Александр Пичугин появился из полутьмы раздевалки красивый, свежий, лучезарный, с белой ниточкой пробора на влажных после душа волосах. «Как утренний трамвай!» — восхитился Киляля.
С первых же слов блестящего юноши Гайнану стало ясно, кто перед ним. И на уши, торчащие, как у белки, можно было не смотреть: честолюбец, нарцисс. Это был первый вывод, важный вывод, но не такой, как второй, который Гайнан сделал для себя после получаса общения с троицей: эти оба — и Жбан, и Киляля — у этого форварда на поводу. Но с какой стати? Киляля — ладно, на то он и Киляля, должен соответствовать прозвищу, а вот Жбан? Не золотая же медаль в школе и не умение гонять футбольный мяч покорили балбеса.
В тот летний день Гайнан сказал форварду кучу лестных слов по поводу его прекрасной игры с «Трудрезервами» и двух великолепных плюх, которые он замочил просто мастерски. Гайнан знал, как вынимать лестью душу. Для чего ему профессорский сынок, он еще не представлял себе, но ясно было — пригодится.
После неудачной сделки у озера, распрощавшись с озадаченным Жбаном, Гайнан Фазлыгалямович отправился на школьный двор взглянуть, нет ли там случаем Пичуги.
Пацанов за школой, как обычно, вилось — уйма. Слонялись, бренчали на гитаре, травили анекдоты... Пичуги нема. Гайнан неназойливо поинтересовался, не видел ли кто Пичуги, и ему сказали: граф Пичугин теперича на школьный двор не ходит — женился Пичуга.
— Женился?
— Женился.
Прошла неделя. Пичуга не объявлялся. Гайнан забеспокоился, под толщей времени «вальтер» мог раствориться. Он стал подумывать, не вступить ли со Жбаном в новые переговоры, чтобы, японский бог, согласиться на все его условия, чего там каких-то полста рублей, подумаешь! Но тут зверь сам прибежал на ловца.
Он заскочил к звездочету, у которого волей провидения находился Гайнан.
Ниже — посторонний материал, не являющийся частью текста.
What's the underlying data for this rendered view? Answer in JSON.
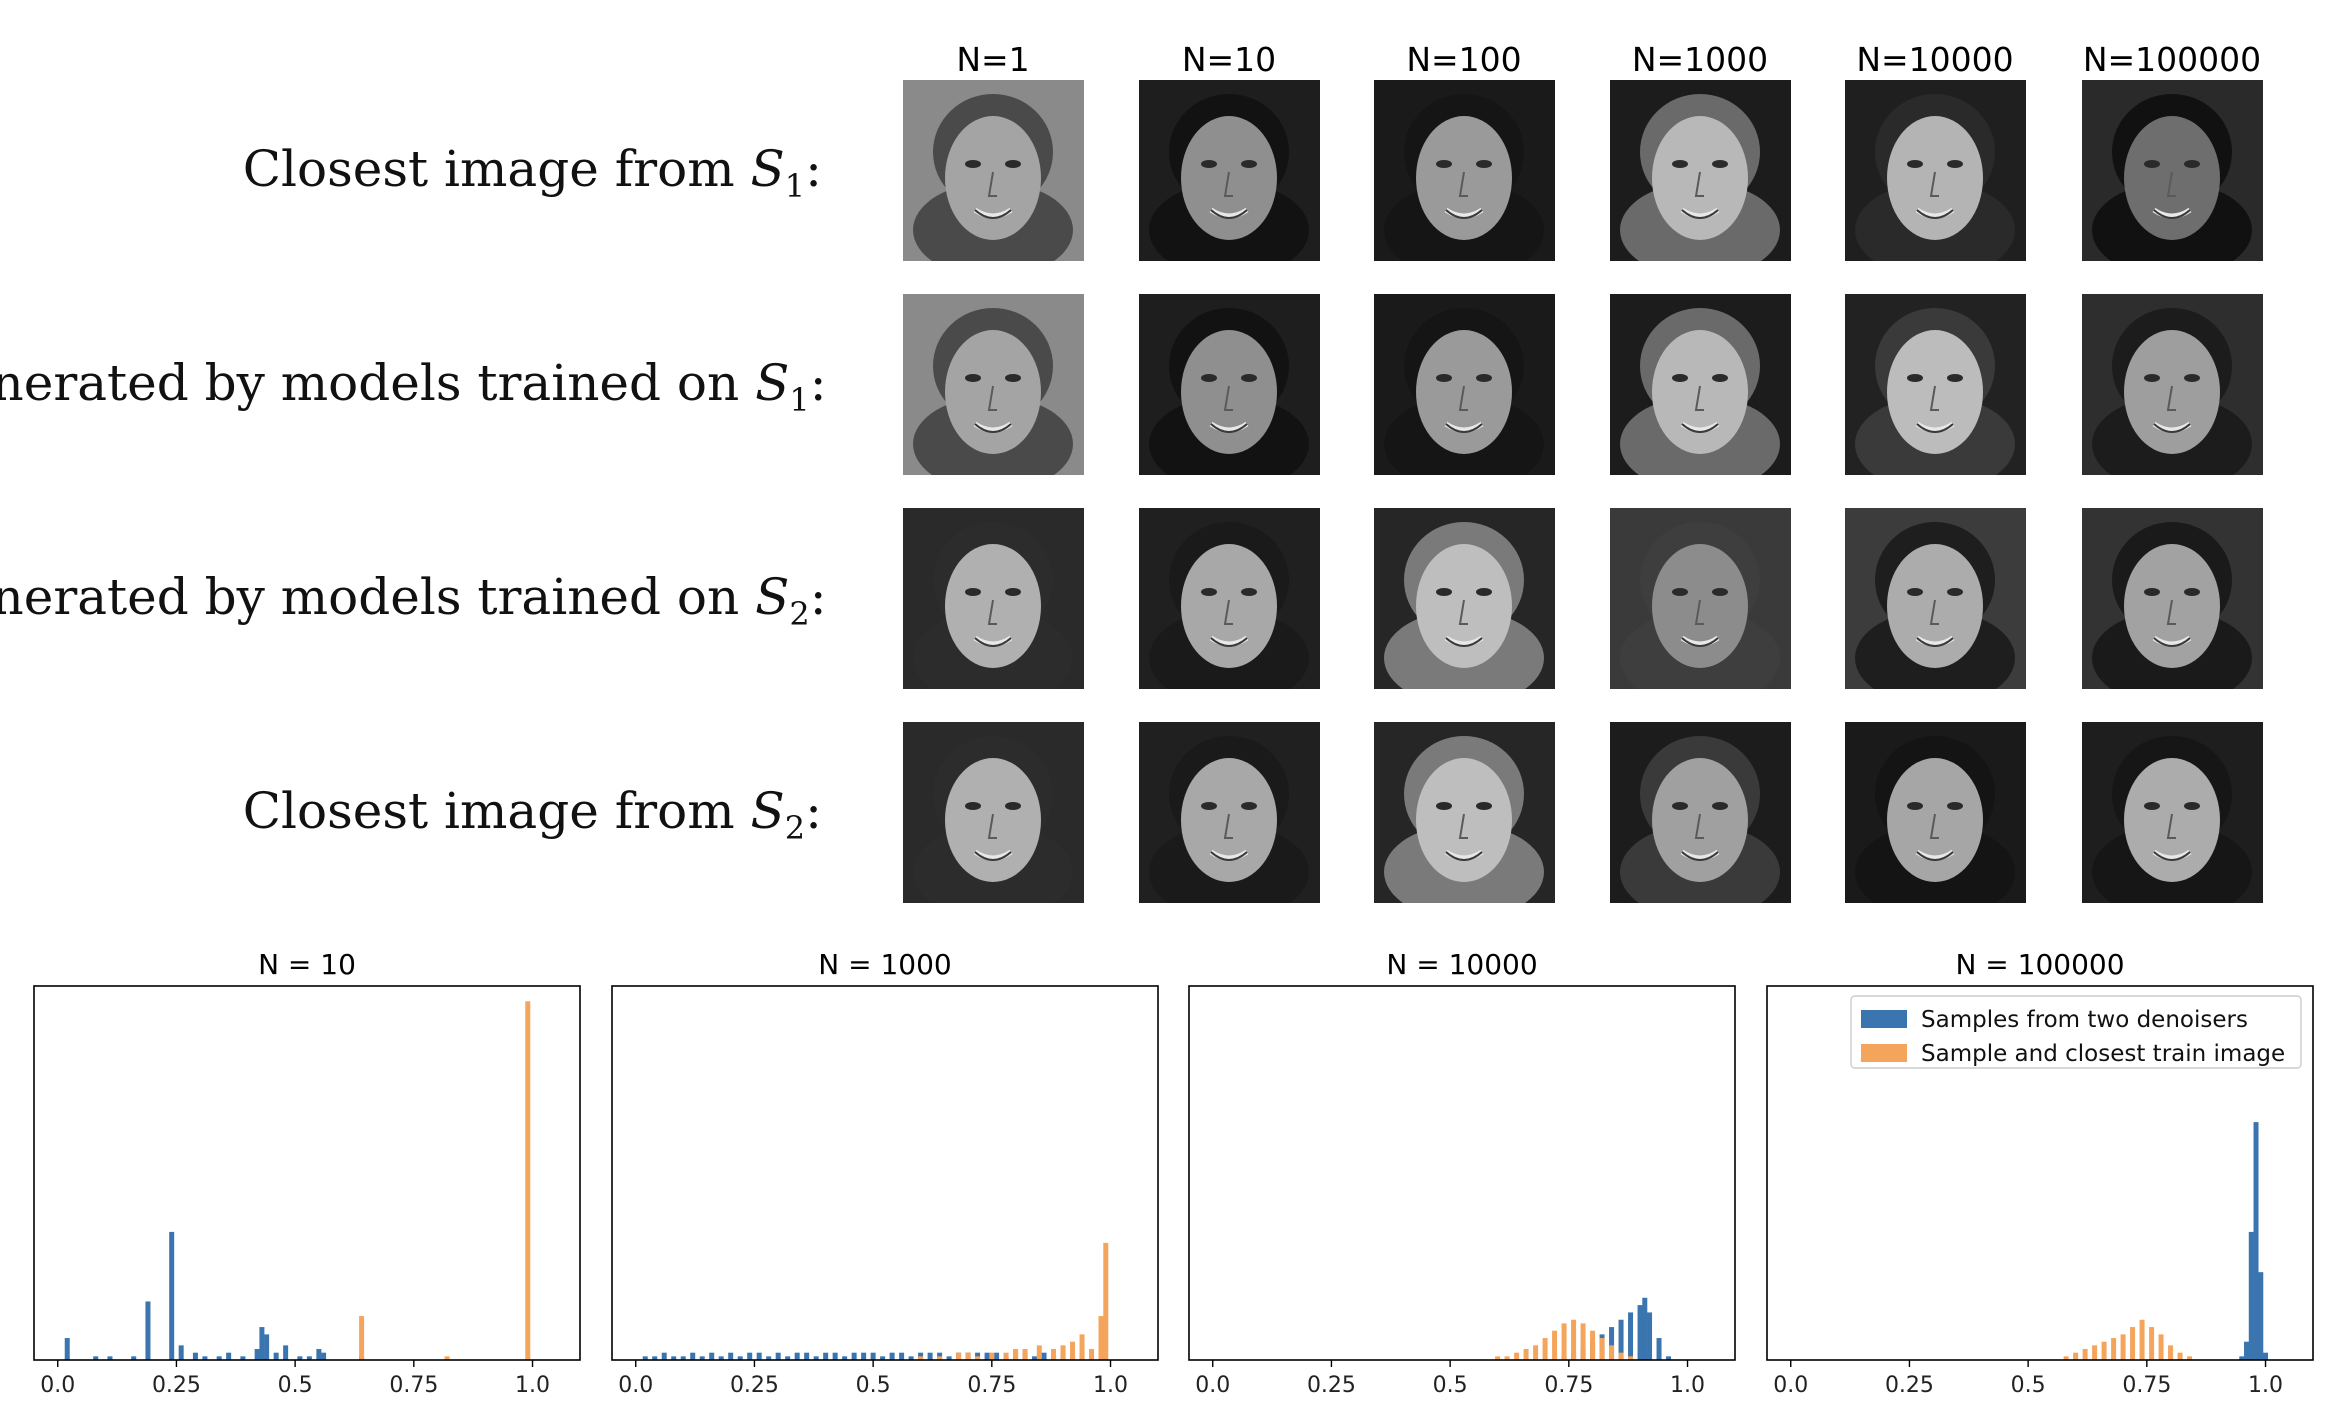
{
  "column_labels": [
    "N=1",
    "N=10",
    "N=100",
    "N=1000",
    "N=10000",
    "N=100000"
  ],
  "row_labels": [
    {
      "text": "Closest image from ",
      "set": "S",
      "sub": "1"
    },
    {
      "text": "Generated by models trained on ",
      "set": "S",
      "sub": "1"
    },
    {
      "text": "Generated by models trained on ",
      "set": "S",
      "sub": "2"
    },
    {
      "text": "Closest image from ",
      "set": "S",
      "sub": "2"
    }
  ],
  "faces": [
    [
      {
        "bg": "#8a8a8a",
        "skin": "#a4a4a4",
        "hair": "#4a4a4a"
      },
      {
        "bg": "#1e1e1e",
        "skin": "#8f8f8f",
        "hair": "#121212"
      },
      {
        "bg": "#1a1a1a",
        "skin": "#9a9a9a",
        "hair": "#151515"
      },
      {
        "bg": "#1c1c1c",
        "skin": "#b8b8b8",
        "hair": "#6a6a6a"
      },
      {
        "bg": "#1f1f1f",
        "skin": "#b4b4b4",
        "hair": "#2a2a2a"
      },
      {
        "bg": "#2a2a2a",
        "skin": "#6e6e6e",
        "hair": "#111111"
      }
    ],
    [
      {
        "bg": "#8a8a8a",
        "skin": "#a4a4a4",
        "hair": "#4a4a4a"
      },
      {
        "bg": "#1e1e1e",
        "skin": "#8f8f8f",
        "hair": "#121212"
      },
      {
        "bg": "#1a1a1a",
        "skin": "#9a9a9a",
        "hair": "#151515"
      },
      {
        "bg": "#1c1c1c",
        "skin": "#b8b8b8",
        "hair": "#6a6a6a"
      },
      {
        "bg": "#222222",
        "skin": "#bcbcbc",
        "hair": "#3a3a3a"
      },
      {
        "bg": "#2e2e2e",
        "skin": "#9e9e9e",
        "hair": "#1c1c1c"
      }
    ],
    [
      {
        "bg": "#2a2a2a",
        "skin": "#b0b0b0",
        "hair": "#2c2c2c"
      },
      {
        "bg": "#202020",
        "skin": "#a8a8a8",
        "hair": "#1a1a1a"
      },
      {
        "bg": "#262626",
        "skin": "#bebebe",
        "hair": "#7a7a7a"
      },
      {
        "bg": "#3a3a3a",
        "skin": "#8c8c8c",
        "hair": "#3e3e3e"
      },
      {
        "bg": "#3c3c3c",
        "skin": "#acacac",
        "hair": "#1e1e1e"
      },
      {
        "bg": "#333333",
        "skin": "#a2a2a2",
        "hair": "#1a1a1a"
      }
    ],
    [
      {
        "bg": "#2a2a2a",
        "skin": "#b0b0b0",
        "hair": "#2c2c2c"
      },
      {
        "bg": "#202020",
        "skin": "#a8a8a8",
        "hair": "#1a1a1a"
      },
      {
        "bg": "#262626",
        "skin": "#bebebe",
        "hair": "#7a7a7a"
      },
      {
        "bg": "#1c1c1c",
        "skin": "#a0a0a0",
        "hair": "#3a3a3a"
      },
      {
        "bg": "#1a1a1a",
        "skin": "#a6a6a6",
        "hair": "#141414"
      },
      {
        "bg": "#1e1e1e",
        "skin": "#acacac",
        "hair": "#161616"
      }
    ]
  ],
  "colors": {
    "blue": "#3b75af",
    "orange": "#f4a55b"
  },
  "chart_data": [
    {
      "type": "histogram",
      "title": "N = 10",
      "xlim": [
        -0.05,
        1.1
      ],
      "xticks": [
        "0.0",
        "0.25",
        "0.5",
        "0.75",
        "1.0"
      ],
      "xtick_values": [
        0,
        0.25,
        0.5,
        0.75,
        1.0
      ],
      "ymax": 1.0,
      "series": [
        {
          "name": "Samples from two denoisers",
          "color": "#3b75af",
          "bins": [
            [
              0.02,
              0.06
            ],
            [
              0.08,
              0.01
            ],
            [
              0.11,
              0.01
            ],
            [
              0.16,
              0.01
            ],
            [
              0.19,
              0.16
            ],
            [
              0.24,
              0.35
            ],
            [
              0.26,
              0.04
            ],
            [
              0.29,
              0.02
            ],
            [
              0.31,
              0.01
            ],
            [
              0.34,
              0.01
            ],
            [
              0.36,
              0.02
            ],
            [
              0.39,
              0.01
            ],
            [
              0.42,
              0.03
            ],
            [
              0.43,
              0.09
            ],
            [
              0.44,
              0.07
            ],
            [
              0.46,
              0.02
            ],
            [
              0.48,
              0.04
            ],
            [
              0.51,
              0.01
            ],
            [
              0.53,
              0.01
            ],
            [
              0.55,
              0.03
            ],
            [
              0.56,
              0.02
            ],
            [
              0.64,
              0.01
            ]
          ]
        },
        {
          "name": "Sample and closest train image",
          "color": "#f4a55b",
          "bins": [
            [
              0.64,
              0.12
            ],
            [
              0.82,
              0.01
            ],
            [
              0.99,
              0.98
            ]
          ]
        }
      ]
    },
    {
      "type": "histogram",
      "title": "N = 1000",
      "xlim": [
        -0.05,
        1.1
      ],
      "xticks": [
        "0.0",
        "0.25",
        "0.5",
        "0.75",
        "1.0"
      ],
      "xtick_values": [
        0,
        0.25,
        0.5,
        0.75,
        1.0
      ],
      "ymax": 1.0,
      "series": [
        {
          "name": "Samples from two denoisers",
          "color": "#3b75af",
          "bins": [
            [
              0.02,
              0.01
            ],
            [
              0.04,
              0.01
            ],
            [
              0.06,
              0.02
            ],
            [
              0.08,
              0.01
            ],
            [
              0.1,
              0.01
            ],
            [
              0.12,
              0.02
            ],
            [
              0.14,
              0.01
            ],
            [
              0.16,
              0.02
            ],
            [
              0.18,
              0.01
            ],
            [
              0.2,
              0.02
            ],
            [
              0.22,
              0.01
            ],
            [
              0.24,
              0.02
            ],
            [
              0.26,
              0.02
            ],
            [
              0.28,
              0.01
            ],
            [
              0.3,
              0.02
            ],
            [
              0.32,
              0.01
            ],
            [
              0.34,
              0.02
            ],
            [
              0.36,
              0.02
            ],
            [
              0.38,
              0.01
            ],
            [
              0.4,
              0.02
            ],
            [
              0.42,
              0.02
            ],
            [
              0.44,
              0.01
            ],
            [
              0.46,
              0.02
            ],
            [
              0.48,
              0.02
            ],
            [
              0.5,
              0.02
            ],
            [
              0.52,
              0.01
            ],
            [
              0.54,
              0.02
            ],
            [
              0.56,
              0.02
            ],
            [
              0.58,
              0.01
            ],
            [
              0.6,
              0.02
            ],
            [
              0.62,
              0.02
            ],
            [
              0.64,
              0.02
            ],
            [
              0.66,
              0.01
            ],
            [
              0.68,
              0.02
            ],
            [
              0.7,
              0.02
            ],
            [
              0.72,
              0.02
            ],
            [
              0.74,
              0.02
            ],
            [
              0.76,
              0.02
            ],
            [
              0.78,
              0.01
            ],
            [
              0.8,
              0.02
            ],
            [
              0.82,
              0.02
            ],
            [
              0.84,
              0.01
            ],
            [
              0.86,
              0.02
            ],
            [
              0.88,
              0.01
            ],
            [
              0.9,
              0.02
            ],
            [
              0.92,
              0.01
            ],
            [
              0.94,
              0.02
            ],
            [
              0.96,
              0.01
            ]
          ]
        },
        {
          "name": "Sample and closest train image",
          "color": "#f4a55b",
          "bins": [
            [
              0.6,
              0.01
            ],
            [
              0.64,
              0.01
            ],
            [
              0.68,
              0.02
            ],
            [
              0.7,
              0.02
            ],
            [
              0.72,
              0.01
            ],
            [
              0.75,
              0.02
            ],
            [
              0.78,
              0.02
            ],
            [
              0.8,
              0.03
            ],
            [
              0.82,
              0.03
            ],
            [
              0.85,
              0.04
            ],
            [
              0.88,
              0.03
            ],
            [
              0.9,
              0.04
            ],
            [
              0.92,
              0.05
            ],
            [
              0.94,
              0.07
            ],
            [
              0.96,
              0.03
            ],
            [
              0.98,
              0.12
            ],
            [
              0.99,
              0.32
            ]
          ]
        }
      ]
    },
    {
      "type": "histogram",
      "title": "N = 10000",
      "xlim": [
        -0.05,
        1.1
      ],
      "xticks": [
        "0.0",
        "0.25",
        "0.5",
        "0.75",
        "1.0"
      ],
      "xtick_values": [
        0,
        0.25,
        0.5,
        0.75,
        1.0
      ],
      "ymax": 1.0,
      "series": [
        {
          "name": "Samples from two denoisers",
          "color": "#3b75af",
          "bins": [
            [
              0.74,
              0.01
            ],
            [
              0.76,
              0.02
            ],
            [
              0.78,
              0.03
            ],
            [
              0.8,
              0.05
            ],
            [
              0.82,
              0.07
            ],
            [
              0.84,
              0.09
            ],
            [
              0.86,
              0.11
            ],
            [
              0.88,
              0.13
            ],
            [
              0.9,
              0.15
            ],
            [
              0.91,
              0.17
            ],
            [
              0.92,
              0.13
            ],
            [
              0.94,
              0.06
            ],
            [
              0.96,
              0.01
            ]
          ]
        },
        {
          "name": "Sample and closest train image",
          "color": "#f4a55b",
          "bins": [
            [
              0.6,
              0.01
            ],
            [
              0.62,
              0.01
            ],
            [
              0.64,
              0.02
            ],
            [
              0.66,
              0.03
            ],
            [
              0.68,
              0.04
            ],
            [
              0.7,
              0.06
            ],
            [
              0.72,
              0.08
            ],
            [
              0.74,
              0.1
            ],
            [
              0.76,
              0.11
            ],
            [
              0.78,
              0.1
            ],
            [
              0.8,
              0.08
            ],
            [
              0.82,
              0.06
            ],
            [
              0.84,
              0.04
            ],
            [
              0.86,
              0.02
            ],
            [
              0.88,
              0.01
            ]
          ]
        }
      ]
    },
    {
      "type": "histogram",
      "title": "N = 100000",
      "xlim": [
        -0.05,
        1.1
      ],
      "xticks": [
        "0.0",
        "0.25",
        "0.5",
        "0.75",
        "1.0"
      ],
      "xtick_values": [
        0,
        0.25,
        0.5,
        0.75,
        1.0
      ],
      "ymax": 1.0,
      "legend_position": "top-right",
      "series": [
        {
          "name": "Samples from two denoisers",
          "color": "#3b75af",
          "bins": [
            [
              0.95,
              0.01
            ],
            [
              0.96,
              0.05
            ],
            [
              0.97,
              0.35
            ],
            [
              0.98,
              0.65
            ],
            [
              0.99,
              0.24
            ],
            [
              1.0,
              0.02
            ]
          ]
        },
        {
          "name": "Sample and closest train image",
          "color": "#f4a55b",
          "bins": [
            [
              0.58,
              0.01
            ],
            [
              0.6,
              0.02
            ],
            [
              0.62,
              0.03
            ],
            [
              0.64,
              0.04
            ],
            [
              0.66,
              0.05
            ],
            [
              0.68,
              0.06
            ],
            [
              0.7,
              0.07
            ],
            [
              0.72,
              0.09
            ],
            [
              0.74,
              0.11
            ],
            [
              0.76,
              0.09
            ],
            [
              0.78,
              0.07
            ],
            [
              0.8,
              0.04
            ],
            [
              0.82,
              0.02
            ],
            [
              0.84,
              0.01
            ]
          ]
        }
      ]
    }
  ]
}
Заскочил, открыл рот — Гайнана здесь увидеть не чаял, но быстро овладел собою и мягко, непринужденно, точно в старенький трамвай на ходу, вошел в беседу взрослых.
Слово держал Николай Сергеевич. Он говорил, восседая на заоблачной кушетке, что живут они все сейчас в подлинную историческую оттепель, в настоящее половодье раскрепощенной политической, экономической, общественной, научной мысли.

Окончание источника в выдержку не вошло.